Written by
John Spencer
John Spencer is the founder of Compare Expat Plans, where he focuses on helping people compare health plans for life abroad. He emphasizes clear information, neutral analysis, and practical decision support.
Mental health coverage in international insurance has improved significantly, but it still varies widely between providers and plans. Some offer comprehensive psychiatric care; others provide limited outpatient sessions or exclude mental health entirely. Here's what you need to know.
How Mental Health Coverage Works
International health insurance typically treats mental health differently from physical health. While most plans now include some mental health benefits, the structure varies:
Outpatient Mental Health
Covers therapy sessions, psychiatrist visits, and medication management outside a hospital. This is what most people need—regular appointments with a therapist or psychiatrist.

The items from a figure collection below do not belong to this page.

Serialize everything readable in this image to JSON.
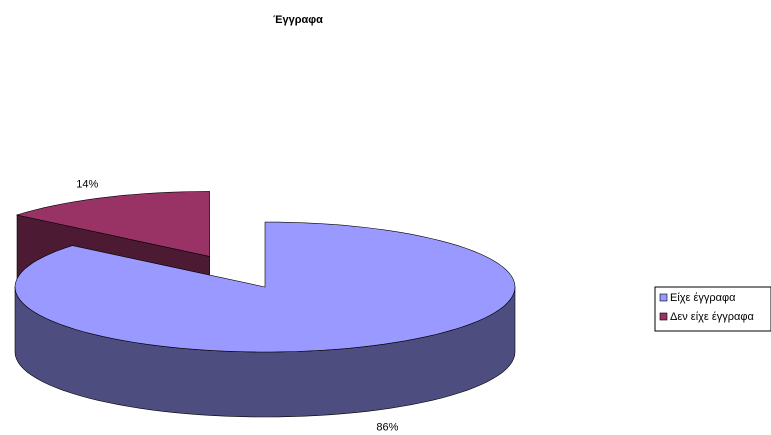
{
  "chart_data": {
    "type": "pie3d",
    "title": "Έγγραφα",
    "categories": [
      "Είχε έγγραφα",
      "Δεν είχε έγγραφα"
    ],
    "values": [
      86,
      14
    ],
    "value_labels": [
      "86%",
      "14%"
    ],
    "colors": [
      "#9999ff",
      "#993366"
    ],
    "side_colors": [
      "#4d4d80",
      "#4d1a33"
    ],
    "legend": "right"
  }
}
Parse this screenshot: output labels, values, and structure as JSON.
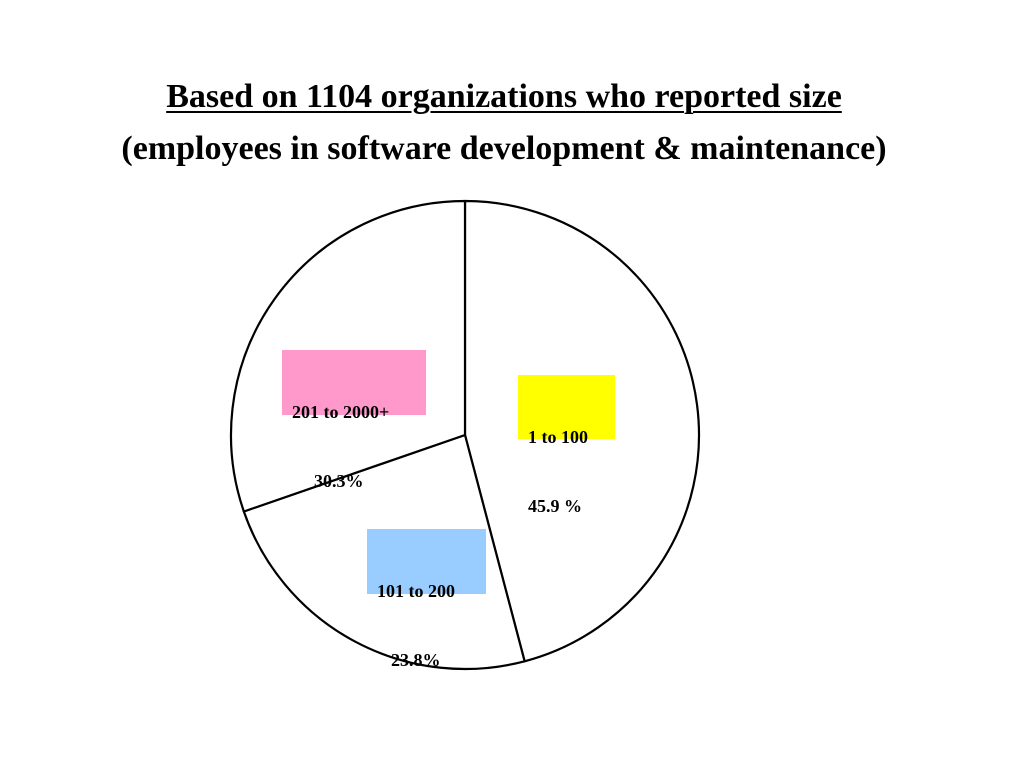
{
  "title": {
    "line1": "Based on 1104 organizations who reported size",
    "line2": "(employees in software development & maintenance)"
  },
  "chart_data": {
    "type": "pie",
    "title": "Based on 1104 organizations who reported size (employees in software development & maintenance)",
    "slices": [
      {
        "label": "1 to 100",
        "value_text": "45.9 %",
        "value": 45.9,
        "label_color": "#ffff00"
      },
      {
        "label": "101 to 200",
        "value_text": "23.8%",
        "value": 23.8,
        "label_color": "#99ccff"
      },
      {
        "label": "201 to 2000+",
        "value_text": "30.3%",
        "value": 30.3,
        "label_color": "#ff99cc"
      }
    ],
    "slice_fill": "#ffffff",
    "slice_stroke": "#000000",
    "start_direction": "top",
    "direction": "clockwise"
  }
}
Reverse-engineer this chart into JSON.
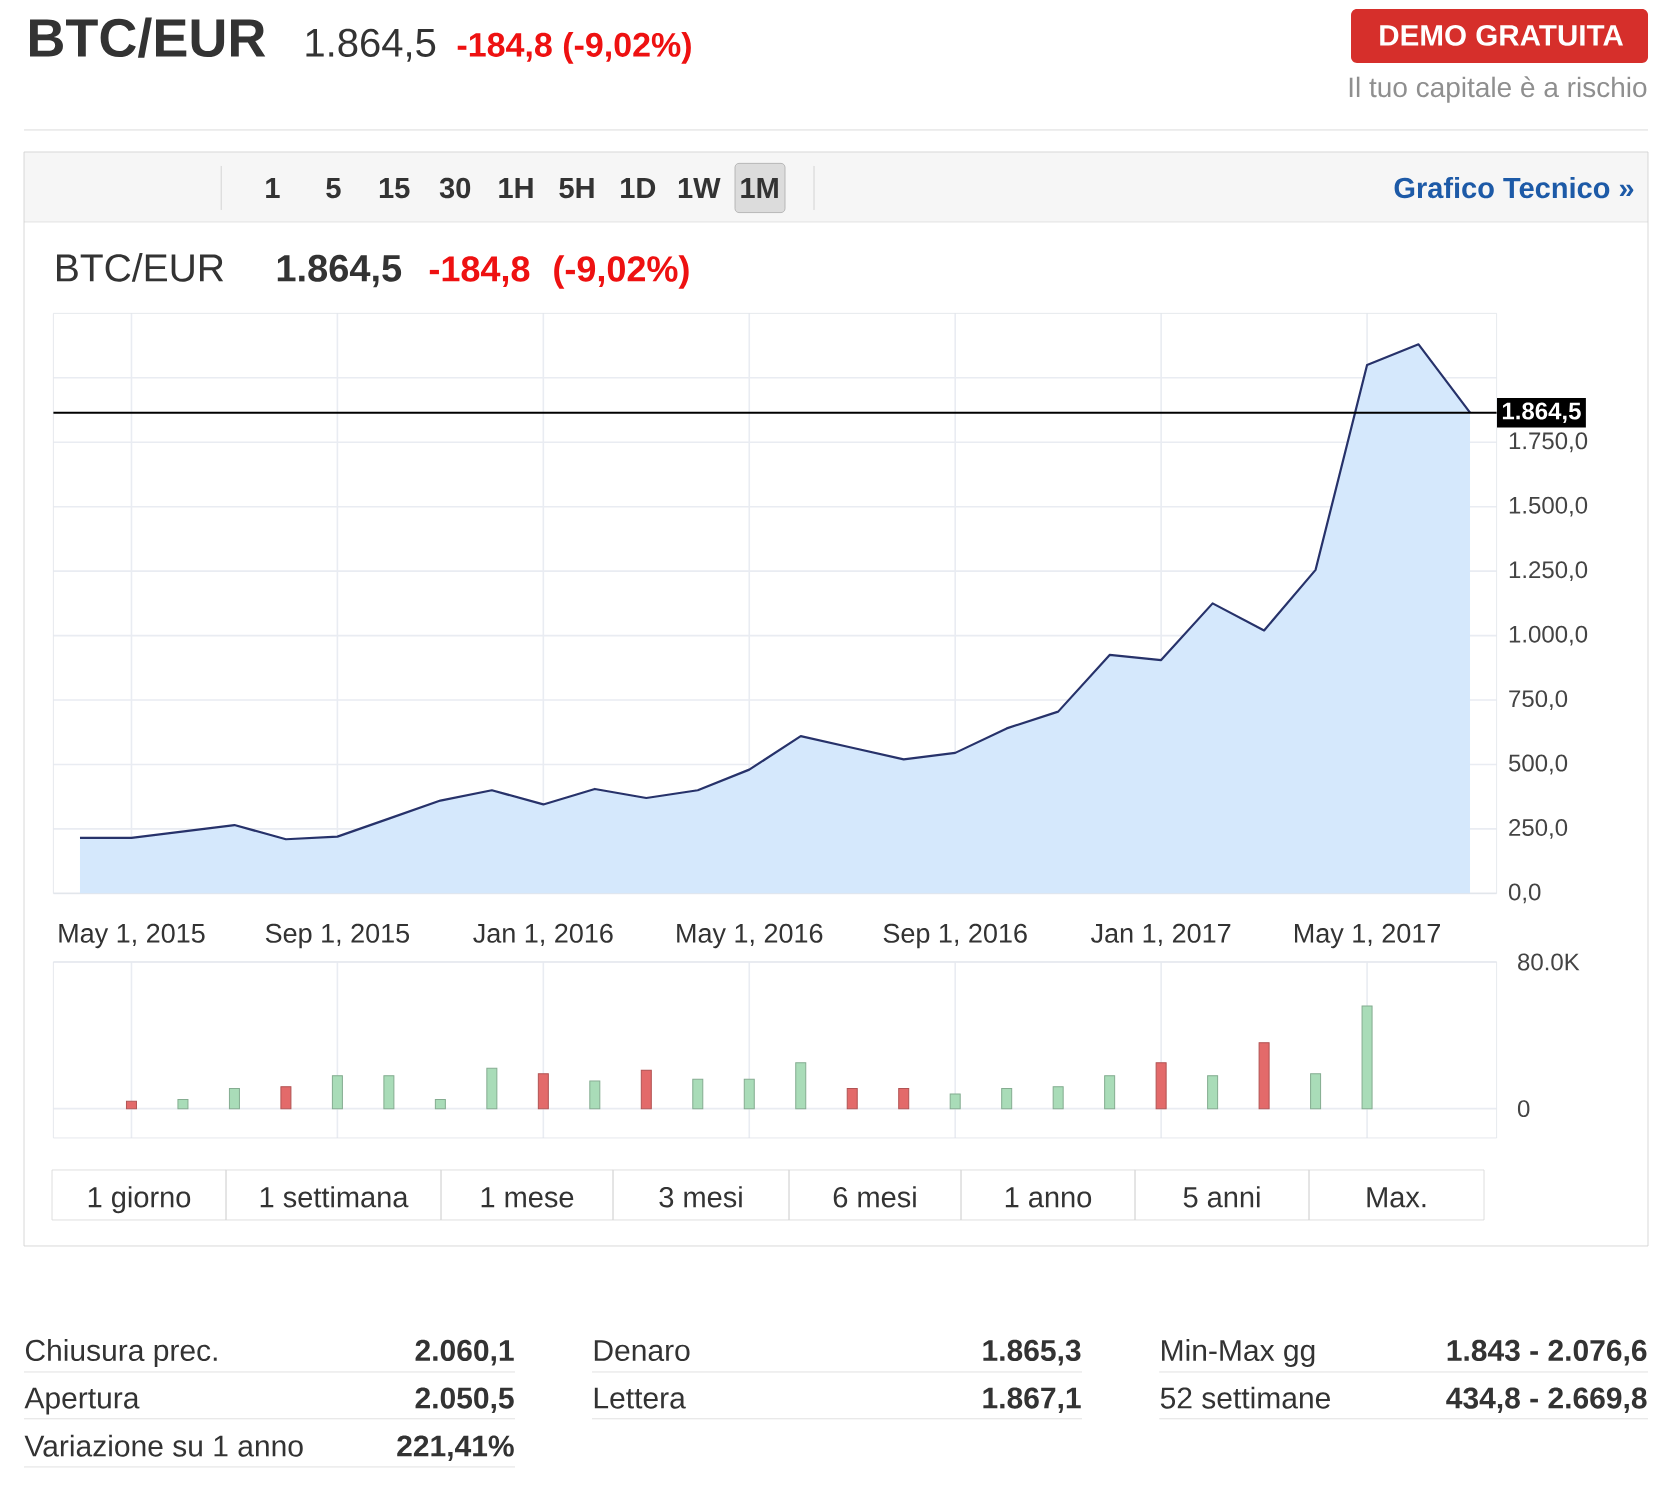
{
  "chart_data": [
    {
      "type": "other",
      "title": "BTC/EUR",
      "annotations": [
        "1.864,5",
        "-184,8 (-9,02%)",
        "DEMO GRATUITA",
        "Il tuo capitale è a rischio",
        "1",
        "5",
        "15",
        "30",
        "1H",
        "5H",
        "1D",
        "1W",
        "1M",
        "Grafico Tecnico »"
      ]
    },
    {
      "type": "area",
      "title": "BTC/EUR",
      "annotations": [
        "1.864,5",
        "-184,8",
        "(-9,02%)"
      ],
      "x": [
        "2015-04",
        "2015-05",
        "2015-06",
        "2015-07",
        "2015-08",
        "2015-09",
        "2015-10",
        "2015-11",
        "2015-12",
        "2016-01",
        "2016-02",
        "2016-03",
        "2016-04",
        "2016-05",
        "2016-06",
        "2016-07",
        "2016-08",
        "2016-09",
        "2016-10",
        "2016-11",
        "2016-12",
        "2017-01",
        "2017-02",
        "2017-03",
        "2017-04",
        "2017-05",
        "2017-06",
        "2017-07"
      ],
      "series": [
        {
          "color": "#d5e8fc",
          "values": [
            215,
            215,
            240,
            265,
            210,
            220,
            290,
            360,
            400,
            345,
            405,
            370,
            400,
            480,
            610,
            565,
            520,
            545,
            640,
            705,
            925,
            905,
            1125,
            1020,
            1255,
            2050,
            2130,
            1865
          ]
        }
      ],
      "xlim": [
        "2015-03-16",
        "2017-07-17"
      ],
      "xticks": [
        {
          "value": "2015-05-01",
          "label": "May 1, 2015"
        },
        {
          "value": "2015-09-01",
          "label": "Sep 1, 2015"
        },
        {
          "value": "2016-01-01",
          "label": "Jan 1, 2016"
        },
        {
          "value": "2016-05-01",
          "label": "May 1, 2016"
        },
        {
          "value": "2016-09-01",
          "label": "Sep 1, 2016"
        },
        {
          "value": "2017-01-01",
          "label": "Jan 1, 2017"
        },
        {
          "value": "2017-05-01",
          "label": "May 1, 2017"
        }
      ],
      "ylim": [
        0,
        2250
      ],
      "yticks": [
        {
          "value": 0,
          "label": "0,0"
        },
        {
          "value": 250,
          "label": "250,0"
        },
        {
          "value": 500,
          "label": "500,0"
        },
        {
          "value": 750,
          "label": "750,0"
        },
        {
          "value": 1000,
          "label": "1.000,0"
        },
        {
          "value": 1250,
          "label": "1.250,0"
        },
        {
          "value": 1500,
          "label": "1.500,0"
        },
        {
          "value": 1750,
          "label": "1.750,0"
        },
        {
          "value": 2000,
          "label": null
        }
      ],
      "grid": true,
      "ref_lines": [
        {
          "axis": "y",
          "value": 1864.5,
          "label": "1.864,5",
          "color": "#000000"
        }
      ]
    },
    {
      "type": "bar",
      "x": [
        "2015-05",
        "2015-06",
        "2015-07",
        "2015-08",
        "2015-09",
        "2015-10",
        "2015-11",
        "2015-12",
        "2016-01",
        "2016-02",
        "2016-03",
        "2016-04",
        "2016-05",
        "2016-06",
        "2016-07",
        "2016-08",
        "2016-09",
        "2016-10",
        "2016-11",
        "2016-12",
        "2017-01",
        "2017-02",
        "2017-03",
        "2017-04",
        "2017-05"
      ],
      "values": [
        4000,
        5000,
        11000,
        12000,
        18000,
        18000,
        5000,
        22000,
        19000,
        15000,
        21000,
        16000,
        16000,
        25000,
        11000,
        11000,
        8000,
        11000,
        12000,
        18000,
        25000,
        18000,
        36000,
        19000,
        56000
      ],
      "colors": [
        "#e36a6a",
        "#a9dcb8",
        "#a9dcb8",
        "#e36a6a",
        "#a9dcb8",
        "#a9dcb8",
        "#a9dcb8",
        "#a9dcb8",
        "#e36a6a",
        "#a9dcb8",
        "#e36a6a",
        "#a9dcb8",
        "#a9dcb8",
        "#a9dcb8",
        "#e36a6a",
        "#e36a6a",
        "#a9dcb8",
        "#a9dcb8",
        "#a9dcb8",
        "#a9dcb8",
        "#e36a6a",
        "#a9dcb8",
        "#e36a6a",
        "#a9dcb8",
        "#a9dcb8"
      ],
      "xlim": [
        "2015-03-16",
        "2017-07-17"
      ],
      "xticks": [
        {
          "value": "2015-05-01",
          "label": null
        },
        {
          "value": "2015-09-01",
          "label": null
        },
        {
          "value": "2016-01-01",
          "label": null
        },
        {
          "value": "2016-05-01",
          "label": null
        },
        {
          "value": "2016-09-01",
          "label": null
        },
        {
          "value": "2017-01-01",
          "label": null
        },
        {
          "value": "2017-05-01",
          "label": null
        }
      ],
      "ylim": [
        -16000,
        80000
      ],
      "yticks": [
        0,
        {
          "value": 80000,
          "label": "80.0K"
        }
      ],
      "grid": true,
      "tick_labels": "y"
    },
    {
      "type": "other",
      "annotations": [
        "1 giorno",
        "1 settimana",
        "1 mese",
        "3 mesi",
        "6 mesi",
        "1 anno",
        "5 anni",
        "Max."
      ]
    },
    {
      "type": "other",
      "annotations": [
        "Chiusura prec.",
        "2.060,1",
        "Denaro",
        "1.865,3",
        "Min-Max gg",
        "1.843 - 2.076,6",
        "Apertura",
        "2.050,5",
        "Lettera",
        "1.867,1",
        "52 settimane",
        "434,8 - 2.669,8",
        "Variazione su 1 anno",
        "221,41%"
      ]
    }
  ]
}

Inpatient Psychiatric Care
Covers hospitalization for mental health crises, intensive treatment programs, and residential care. Usually has day limits (30-90 days per year).
Psychiatric Medications
Antidepressants, anti-anxiety medications, mood stabilizers, and other psychiatric drugs. Usually covered under the prescription benefit, not mental health.
Plan Tiers Matter
Many providers only include mental health coverage in mid-tier or premium plans. Basic/budget plans often exclude outpatient mental health entirely. Check carefully before assuming you're covered.
What's Typically Covered
Usually Included
- Psychotherapy/Counseling: Sessions with licensed therapists, psychologists, or counselors
- Psychiatry: Appointments with psychiatrists for diagnosis and medication management
- Inpatient care: Hospitalization for acute psychiatric episodes
- Prescription medications: Psychiatric drugs prescribed by a doctor
- Crisis intervention: Emergency mental health services
Sometimes Covered
- Teletherapy: Virtual sessions (increasingly common post-COVID)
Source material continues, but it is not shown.